Show that the equation x^3-15x+c=0 has at most one root in the interval [-2,2].
yo, you plugged the numbers wrong bruh...
+ or - 2 when you plug it into f prime of x, you get -3 bruh not -11...
Hint:
For f(x) to have at most one root on [-2,2], it must be strictly increasing or decreasing on that interval.

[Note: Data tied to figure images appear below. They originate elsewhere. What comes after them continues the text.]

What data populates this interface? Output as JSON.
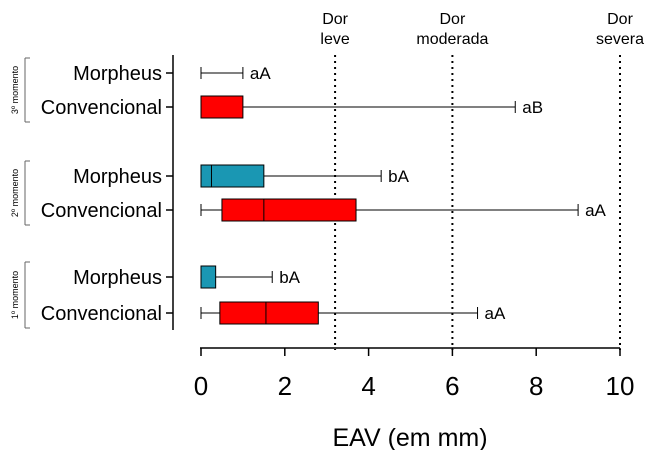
{
  "chart_data": {
    "type": "box",
    "xlabel": "EAV (em mm)",
    "xlim": [
      0,
      10
    ],
    "x_ticks": [
      "0",
      "2",
      "4",
      "6",
      "8",
      "10"
    ],
    "x_tick_values": [
      0,
      2,
      4,
      6,
      8,
      10
    ],
    "colors": {
      "Morpheus": "#1a97b3",
      "Convencional": "#ff0000"
    },
    "reference_lines": [
      {
        "label_lines": [
          "Dor",
          "leve"
        ],
        "x": 3.2
      },
      {
        "label_lines": [
          "Dor",
          "moderada"
        ],
        "x": 6.0
      },
      {
        "label_lines": [
          "Dor",
          "severa"
        ],
        "x": 10.0
      }
    ],
    "groups": [
      {
        "name": "3º momento",
        "rows": [
          {
            "category": "Morpheus",
            "min": 0,
            "q1": 0,
            "median": 0,
            "q3": 0,
            "max": 1.0,
            "annotation": "aA"
          },
          {
            "category": "Convencional",
            "min": 0,
            "q1": 0,
            "median": 0,
            "q3": 1.0,
            "max": 7.5,
            "annotation": "aB"
          }
        ]
      },
      {
        "name": "2º momento",
        "rows": [
          {
            "category": "Morpheus",
            "min": 0,
            "q1": 0,
            "median": 0.25,
            "q3": 1.5,
            "max": 4.3,
            "annotation": "bA"
          },
          {
            "category": "Convencional",
            "min": 0,
            "q1": 0.5,
            "median": 1.5,
            "q3": 3.7,
            "max": 9.0,
            "annotation": "aA"
          }
        ]
      },
      {
        "name": "1º momento",
        "rows": [
          {
            "category": "Morpheus",
            "min": 0,
            "q1": 0,
            "median": 0,
            "q3": 0.35,
            "max": 1.7,
            "annotation": "bA"
          },
          {
            "category": "Convencional",
            "min": 0,
            "q1": 0.45,
            "median": 1.55,
            "q3": 2.8,
            "max": 6.6,
            "annotation": "aA"
          }
        ]
      }
    ]
  }
}
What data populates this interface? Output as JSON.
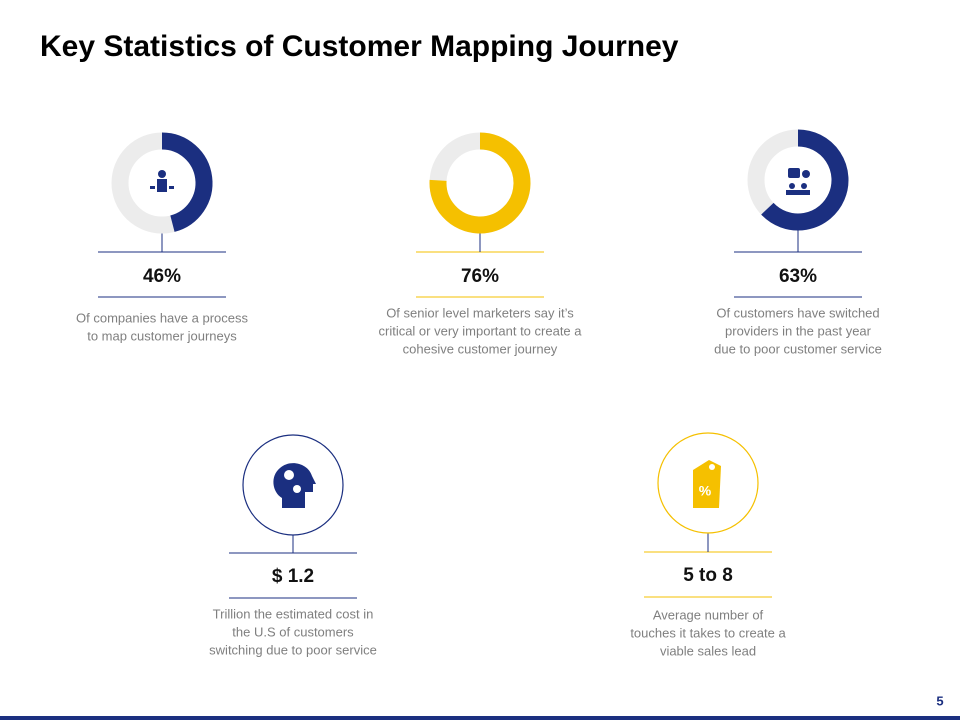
{
  "title": "Key Statistics of Customer Mapping Journey",
  "page_number": "5",
  "donut_stats": [
    {
      "value": 46,
      "label": "46%",
      "color": "#1b2f80",
      "description": [
        "Of companies have a process",
        "to map customer journeys"
      ]
    },
    {
      "value": 76,
      "label": "76%",
      "color": "#f5c000",
      "description": [
        "Of senior level marketers say it’s",
        "critical or very important to create a",
        "cohesive customer journey"
      ]
    },
    {
      "value": 63,
      "label": "63%",
      "color": "#1b2f80",
      "description": [
        "Of customers have switched",
        "providers in the past year",
        "due to poor customer service"
      ]
    }
  ],
  "icon_stats": [
    {
      "label": "$ 1.2",
      "color": "#1b2f80",
      "description": [
        "Trillion the estimated cost in",
        "the U.S of customers",
        "switching due to poor service"
      ]
    },
    {
      "label": "5 to 8",
      "color": "#f5c000",
      "description": [
        "Average number of",
        "touches it takes to create a",
        "viable sales lead"
      ]
    }
  ]
}
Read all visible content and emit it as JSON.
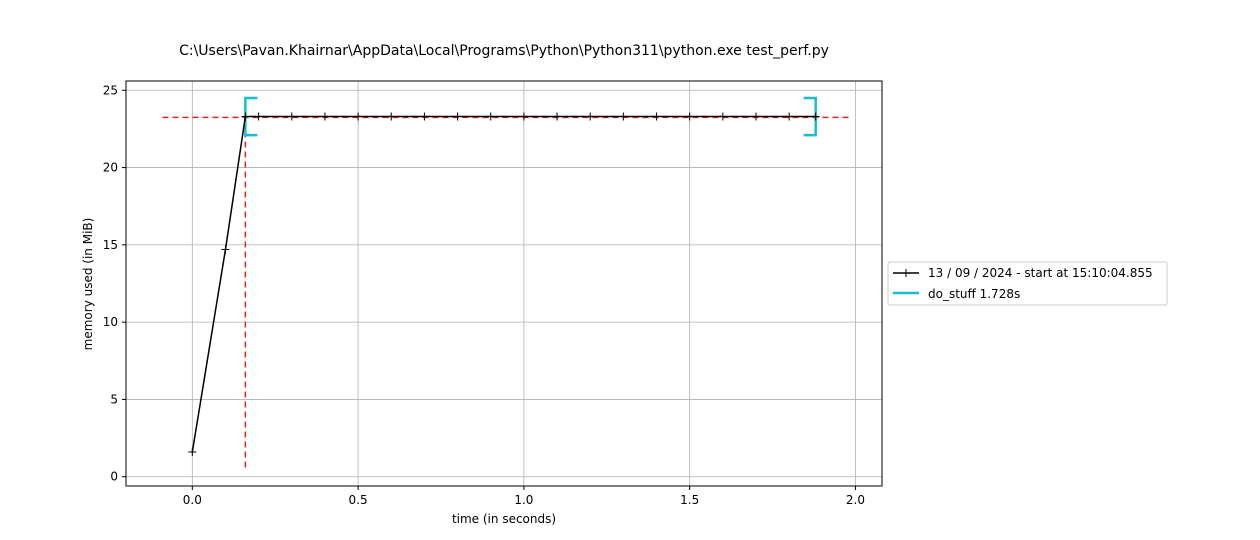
{
  "chart_data": {
    "type": "line",
    "title": "C:\\Users\\Pavan.Khairnar\\AppData\\Local\\Programs\\Python\\Python311\\python.exe test_perf.py",
    "xlabel": "time (in seconds)",
    "ylabel": "memory used (in MiB)",
    "xlim": [
      -0.2,
      2.08
    ],
    "ylim": [
      -0.6,
      25.6
    ],
    "xticks": [
      0.0,
      0.5,
      1.0,
      1.5,
      2.0
    ],
    "xtick_labels": [
      "0.0",
      "0.5",
      "1.0",
      "1.5",
      "2.0"
    ],
    "yticks": [
      0,
      5,
      10,
      15,
      20,
      25
    ],
    "ytick_labels": [
      "0",
      "5",
      "10",
      "15",
      "20",
      "25"
    ],
    "grid": true,
    "legend_position": "outside-right",
    "series": [
      {
        "name": "13 / 09 / 2024 - start at 15:10:04.855",
        "color": "#000000",
        "marker": "plus",
        "x": [
          0.0,
          0.1,
          0.16,
          0.2,
          0.3,
          0.4,
          0.5,
          0.6,
          0.7,
          0.8,
          0.9,
          1.0,
          1.1,
          1.2,
          1.3,
          1.4,
          1.5,
          1.6,
          1.7,
          1.8,
          1.88
        ],
        "y": [
          1.6,
          14.7,
          23.3,
          23.3,
          23.3,
          23.3,
          23.3,
          23.3,
          23.3,
          23.3,
          23.3,
          23.3,
          23.3,
          23.3,
          23.3,
          23.3,
          23.3,
          23.3,
          23.3,
          23.3,
          23.3
        ]
      }
    ],
    "function_spans": [
      {
        "name": "do_stuff 1.728s",
        "color": "#17becf",
        "start": 0.16,
        "end": 1.88,
        "y_low": 22.1,
        "y_high": 24.5
      }
    ],
    "reference_lines": {
      "color": "#d62728",
      "horizontal": {
        "y": 23.25,
        "x_from": -0.09,
        "x_to": 1.98
      },
      "vertical": {
        "x": 0.16,
        "y_from": 0.6,
        "y_to": 24.5
      }
    }
  }
}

So let's examine f'(x) on the interval [-2,2].
f(x)=x^3-15x+c
f'(x)=3x²-15
Absolute maximum on [-2,2] is when x=±2, f'(x)=4-15=-11
Absolute minimum on [-2,2] is when x=0, f'(x)=-15.
Therefore f'(x) is negative on [-2,2], therefore strictly decreasing. Under these circumstances, f(x) can have at most one zero (root).
Thank you for your answer!!! My solution manual use Roll's theorem to solve it and I cannot understand it at all.
Your f'(2) and f'(-2) should equal -3 tho.
Well, I don't want to be the root of the problem here, but let me see if I can give you a funny explanation.
Imagine you're at a party, and the equation x^3-15x+c=0 is trying to find a root in the interval [-2,2]. Now, picture all the numbers in that interval as different clowns trying to impress you with their dance moves.
If we consider the function f(x) = x^3-15x+c as a clown dance competition, then we can notice a couple of things. First, the coefficient of x^3 is positive, so the function starts at negative infinity and goes up to positive infinity. It's like a clown doing an incredible jump in the air!
Second, let's consider the two boundary clowns, -2 and 2. If we substitute those values into the function, we'll get f(-2) and f(2). Now, if f(-2) and f(2) have opposite signs, that means these clowns are dancing on different sides of the party floor, and there must be a root in between!
So, if we plug in -2 to f(x) and get f(-2) to be a negative number, and then plug in 2 to f(x) and get f(2) to be a positive number, that means there's a root somewhere between -2 and 2, and the clowns are dancing close to each other.
However, if f(-2) and f(2) have the same sign (both positive or both negative), then those stubborn clowns are dancing far apart, and we can conclude that there is no root between them. It means there's only one clown dancing in the interval [-2,2], and he's quite lonely!
In conclusion, analyzing the signs of f(-2) and f(2) will let us know if there is more than one root in the interval [-2,2]. So, keep an eye on those clowns and their dance moves!
To show that the equation x^3 - 15x + c = 0 has at most one root in the interval [-2, 2], we will use the Rolle's theorem.
Rolle's theorem can be stated as follows:
If a function f(x) is continuous on a closed interval [a, b] and differentiable on the open interval (a, b), and f(a) = f(b), then there exists at least one number c in the open interval (a, b) such that f'(c) = 0.
Let's proceed with the proof:
1. First, we need to show that the given equation x^3 - 15x + c = 0 is continuous on the interval [-2, 2].
Since polynomials are continuous for all values of x, this equation is continuous on the interval [-2, 2].
2. Next, we need to show that the given equation is differentiable on the open interval (-2, 2).
To check the differentiability, we need to find the derivative of the equation:
Taking the derivative of x^3 - 15x + c, we get:
f'(x) = 3x^2 - 15.
3. We know that the derivative of a polynomial gives us a new polynomial.
So, f'(x) = 3x^2 - 15 is differentiable for all values of x.
4. Now, we will check if f(-2) = f(2).
Plugging x = -2 into the original equation: (-2)^3 - 15(-2) + c = 0.
Simplifying, we get: -8 + 30 + c = 0.
Simplifying further, we get: c = -22.
Plugging x = 2 into the original equation: 2^3 - 15(2) + c = 0.
Simplifying, we get: 8 - 30 + c = 0.
Simplifying further, we get: c = 22.
Since c has different values for x = -2 and x = 2, f(-2) is not equal to f(2).
5. As f(-2) is not equal to f(2), we can conclude that there is no value of c for which the equation x^3 - 15x + c = 0 satisfies the conditions of Rolle's theorem.
Therefore, the equation x^3 - 15x + c = 0 has at most one root in the interval [-2, 2].